Horizon Europe is the EU's ninth framework program in the field of research and development and is set to span over seven years like its predecessor Horizon 2020 during which 95.5 billion euros in grants will be allocated to promote scientific and industrial cooperation and innovation.
Following the signing of the agreement in Brussels, Israeli organizations and entities will be able to take part in all aspects of the program on terms equivalent to those that apply to groups and entities from EU member states.
Besides the economic and technological tools the program offers Israeli companies and researchers, it also serves as a gateway to different European markets. The Foreign Ministry also stresses the diplomatic significance of Israel-EU relations.

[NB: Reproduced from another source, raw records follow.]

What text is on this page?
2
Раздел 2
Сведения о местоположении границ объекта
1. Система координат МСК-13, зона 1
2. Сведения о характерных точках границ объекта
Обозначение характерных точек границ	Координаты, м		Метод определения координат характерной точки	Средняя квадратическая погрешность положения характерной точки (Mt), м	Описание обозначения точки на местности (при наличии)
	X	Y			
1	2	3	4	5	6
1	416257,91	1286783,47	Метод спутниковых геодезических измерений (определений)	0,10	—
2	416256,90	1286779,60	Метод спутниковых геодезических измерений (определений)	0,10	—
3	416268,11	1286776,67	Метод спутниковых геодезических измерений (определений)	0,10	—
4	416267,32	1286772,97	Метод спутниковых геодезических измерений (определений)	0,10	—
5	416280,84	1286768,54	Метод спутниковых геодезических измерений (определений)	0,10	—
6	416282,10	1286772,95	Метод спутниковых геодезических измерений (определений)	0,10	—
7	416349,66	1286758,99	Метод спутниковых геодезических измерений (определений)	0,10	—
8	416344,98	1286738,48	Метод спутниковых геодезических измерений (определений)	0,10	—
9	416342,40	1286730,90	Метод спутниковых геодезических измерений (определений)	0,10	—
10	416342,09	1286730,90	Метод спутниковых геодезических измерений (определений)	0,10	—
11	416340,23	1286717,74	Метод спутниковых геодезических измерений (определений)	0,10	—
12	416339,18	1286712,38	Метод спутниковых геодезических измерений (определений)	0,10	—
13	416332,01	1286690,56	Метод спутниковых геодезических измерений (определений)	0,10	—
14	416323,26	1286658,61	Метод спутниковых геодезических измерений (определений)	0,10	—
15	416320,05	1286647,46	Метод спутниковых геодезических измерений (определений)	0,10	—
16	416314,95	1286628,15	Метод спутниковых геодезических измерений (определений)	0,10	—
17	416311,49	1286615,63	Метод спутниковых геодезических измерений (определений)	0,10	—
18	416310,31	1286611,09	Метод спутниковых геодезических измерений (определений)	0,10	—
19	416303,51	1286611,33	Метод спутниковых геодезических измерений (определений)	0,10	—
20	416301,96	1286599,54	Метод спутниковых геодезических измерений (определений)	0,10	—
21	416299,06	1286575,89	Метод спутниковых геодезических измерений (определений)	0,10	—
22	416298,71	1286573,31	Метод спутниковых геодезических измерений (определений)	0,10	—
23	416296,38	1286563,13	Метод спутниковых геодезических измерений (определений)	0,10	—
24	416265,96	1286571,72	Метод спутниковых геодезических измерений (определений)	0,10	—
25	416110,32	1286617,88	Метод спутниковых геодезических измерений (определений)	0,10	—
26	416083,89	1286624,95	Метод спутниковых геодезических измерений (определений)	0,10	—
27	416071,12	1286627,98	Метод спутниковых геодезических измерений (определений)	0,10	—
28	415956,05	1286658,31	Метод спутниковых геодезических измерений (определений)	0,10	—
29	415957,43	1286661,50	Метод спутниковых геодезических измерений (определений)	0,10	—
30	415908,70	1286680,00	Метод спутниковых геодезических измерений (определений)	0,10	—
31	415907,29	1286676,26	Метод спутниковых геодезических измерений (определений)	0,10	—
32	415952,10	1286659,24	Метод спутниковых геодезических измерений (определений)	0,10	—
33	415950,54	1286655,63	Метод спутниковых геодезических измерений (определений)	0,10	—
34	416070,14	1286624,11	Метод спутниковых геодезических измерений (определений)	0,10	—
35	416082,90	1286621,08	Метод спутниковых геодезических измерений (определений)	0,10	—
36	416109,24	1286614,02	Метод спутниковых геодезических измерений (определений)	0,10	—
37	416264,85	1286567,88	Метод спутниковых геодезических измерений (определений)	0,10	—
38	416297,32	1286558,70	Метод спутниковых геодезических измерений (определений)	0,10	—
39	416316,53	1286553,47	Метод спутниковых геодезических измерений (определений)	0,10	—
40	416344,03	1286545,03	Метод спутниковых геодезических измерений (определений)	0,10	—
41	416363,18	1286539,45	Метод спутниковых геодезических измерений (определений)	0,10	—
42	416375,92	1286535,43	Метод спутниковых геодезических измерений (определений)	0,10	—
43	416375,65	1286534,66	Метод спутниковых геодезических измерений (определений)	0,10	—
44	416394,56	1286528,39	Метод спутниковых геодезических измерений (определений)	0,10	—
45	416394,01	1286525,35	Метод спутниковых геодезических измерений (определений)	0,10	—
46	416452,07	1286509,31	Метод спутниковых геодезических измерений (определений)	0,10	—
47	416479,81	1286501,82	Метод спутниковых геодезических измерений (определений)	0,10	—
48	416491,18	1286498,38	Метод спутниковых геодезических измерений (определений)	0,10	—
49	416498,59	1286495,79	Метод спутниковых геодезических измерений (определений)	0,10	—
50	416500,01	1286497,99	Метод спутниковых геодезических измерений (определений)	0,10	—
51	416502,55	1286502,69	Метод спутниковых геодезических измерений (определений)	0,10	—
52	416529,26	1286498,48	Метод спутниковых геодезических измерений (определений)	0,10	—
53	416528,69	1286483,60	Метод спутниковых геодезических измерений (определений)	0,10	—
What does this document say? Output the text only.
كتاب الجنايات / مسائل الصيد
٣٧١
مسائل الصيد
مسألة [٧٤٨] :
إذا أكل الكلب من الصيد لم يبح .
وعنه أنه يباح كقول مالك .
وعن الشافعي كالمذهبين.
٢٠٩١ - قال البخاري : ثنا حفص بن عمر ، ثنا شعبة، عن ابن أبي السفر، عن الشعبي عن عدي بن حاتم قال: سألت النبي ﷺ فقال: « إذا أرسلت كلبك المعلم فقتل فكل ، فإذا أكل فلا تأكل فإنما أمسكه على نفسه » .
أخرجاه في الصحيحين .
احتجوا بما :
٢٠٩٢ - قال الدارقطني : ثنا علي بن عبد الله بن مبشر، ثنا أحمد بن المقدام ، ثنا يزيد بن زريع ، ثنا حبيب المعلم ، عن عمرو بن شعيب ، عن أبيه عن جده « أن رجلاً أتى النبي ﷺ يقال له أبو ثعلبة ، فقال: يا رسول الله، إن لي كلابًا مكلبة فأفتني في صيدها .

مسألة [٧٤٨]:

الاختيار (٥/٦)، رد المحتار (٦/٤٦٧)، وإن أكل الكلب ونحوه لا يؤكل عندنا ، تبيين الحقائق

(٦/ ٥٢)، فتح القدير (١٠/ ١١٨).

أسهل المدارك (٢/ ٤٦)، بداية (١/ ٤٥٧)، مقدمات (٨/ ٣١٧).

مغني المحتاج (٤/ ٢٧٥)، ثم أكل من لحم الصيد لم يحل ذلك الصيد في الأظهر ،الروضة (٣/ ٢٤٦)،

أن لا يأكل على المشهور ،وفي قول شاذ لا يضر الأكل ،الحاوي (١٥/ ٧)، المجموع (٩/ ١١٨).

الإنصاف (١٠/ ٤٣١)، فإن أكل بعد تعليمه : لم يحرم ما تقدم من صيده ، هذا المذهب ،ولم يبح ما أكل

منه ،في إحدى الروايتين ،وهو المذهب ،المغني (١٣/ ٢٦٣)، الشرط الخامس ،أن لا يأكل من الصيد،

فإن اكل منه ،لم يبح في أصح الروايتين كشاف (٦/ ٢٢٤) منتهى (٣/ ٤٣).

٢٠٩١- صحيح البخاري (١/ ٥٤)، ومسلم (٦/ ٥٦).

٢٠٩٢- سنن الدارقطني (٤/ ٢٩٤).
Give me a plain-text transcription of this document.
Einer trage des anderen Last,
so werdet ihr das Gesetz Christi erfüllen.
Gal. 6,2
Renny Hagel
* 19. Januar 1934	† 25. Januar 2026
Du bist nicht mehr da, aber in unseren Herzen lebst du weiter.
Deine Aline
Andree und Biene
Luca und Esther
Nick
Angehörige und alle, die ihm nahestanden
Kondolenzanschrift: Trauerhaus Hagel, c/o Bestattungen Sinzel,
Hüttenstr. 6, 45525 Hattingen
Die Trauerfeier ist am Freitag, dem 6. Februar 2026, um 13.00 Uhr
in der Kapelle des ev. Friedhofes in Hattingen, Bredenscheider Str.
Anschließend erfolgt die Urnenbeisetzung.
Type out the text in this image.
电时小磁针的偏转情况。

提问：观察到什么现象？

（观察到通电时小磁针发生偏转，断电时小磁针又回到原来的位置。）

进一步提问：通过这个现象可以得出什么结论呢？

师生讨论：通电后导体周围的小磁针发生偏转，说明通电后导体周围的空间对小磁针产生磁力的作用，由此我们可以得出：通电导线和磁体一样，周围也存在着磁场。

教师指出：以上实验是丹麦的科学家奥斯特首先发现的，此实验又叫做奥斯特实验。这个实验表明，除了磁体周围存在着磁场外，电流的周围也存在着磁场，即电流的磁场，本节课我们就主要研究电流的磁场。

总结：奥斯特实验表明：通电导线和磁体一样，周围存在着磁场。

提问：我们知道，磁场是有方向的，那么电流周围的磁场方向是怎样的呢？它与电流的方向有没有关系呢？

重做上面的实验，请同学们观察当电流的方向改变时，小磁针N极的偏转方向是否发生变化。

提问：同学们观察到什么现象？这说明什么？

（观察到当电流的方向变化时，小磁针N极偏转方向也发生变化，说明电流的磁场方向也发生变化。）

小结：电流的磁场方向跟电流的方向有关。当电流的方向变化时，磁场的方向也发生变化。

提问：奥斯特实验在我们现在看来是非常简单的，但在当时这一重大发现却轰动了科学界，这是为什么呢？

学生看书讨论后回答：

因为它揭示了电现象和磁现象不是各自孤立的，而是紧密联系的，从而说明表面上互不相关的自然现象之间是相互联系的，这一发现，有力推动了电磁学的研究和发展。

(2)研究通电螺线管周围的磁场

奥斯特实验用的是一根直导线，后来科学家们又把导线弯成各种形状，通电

Foreign Minister Yair Lapid called Israel joining Horizon Europe an "important diplomatic achievement and another step to strengthen ties with European countries and the European Union" and said that the program would help Israel "stay at the forefront of global research."
Israel has been participating in European R&D framework programs for the past 25 years under an associated state status.
Under the latest Horizon 2020 program, some 15,000 researchers from Israel applied for funding, of which about 2,000 won 1,661 grants totaling over 1.3 billion euros. Of those applying, 64% were from academia and research institutes, 34% from industry and about 2% from public entities.
Like its predecessor, the new deal applies only to sovereign territories of Israel, leaving out Jewish West Bank settlements, which means researchers from Ariel University will not be eligible to apply for grants under Horizon Europe.
However, the government tied the vote on the ratification of the program to a motion on indemnification for the university under pressure from Education Minister Yifat Shasha-Biton.
Israel captured the West Bank from Jordan in the 1967 Six-Day War, a territory that the Palestinians seek to a future state alongside the Gaza Strip and East Jerusalem as its capital. The international community does not recognize Israel's claim over the West Bank and regards Jewish settlements there as illegal and a stopper to the long-defunct peace process between Israel and the Palestinians.
Before joining Horizon 2020 in June 2014, Israel had objected to EU guidelines banning funding and financial dealings with settlements in the West Bank and East Jerusalem.
The guidelines would have forced Israel to recognize in writing that settlements are not part of the Jewish state in any future EU agreements.
But after sticky negotiations, it was agreed the EU would appendix an agreement to stop research funds serving institutions in the West Bank, while Israel would add its own appendix stating non-recognition of the new guidelines.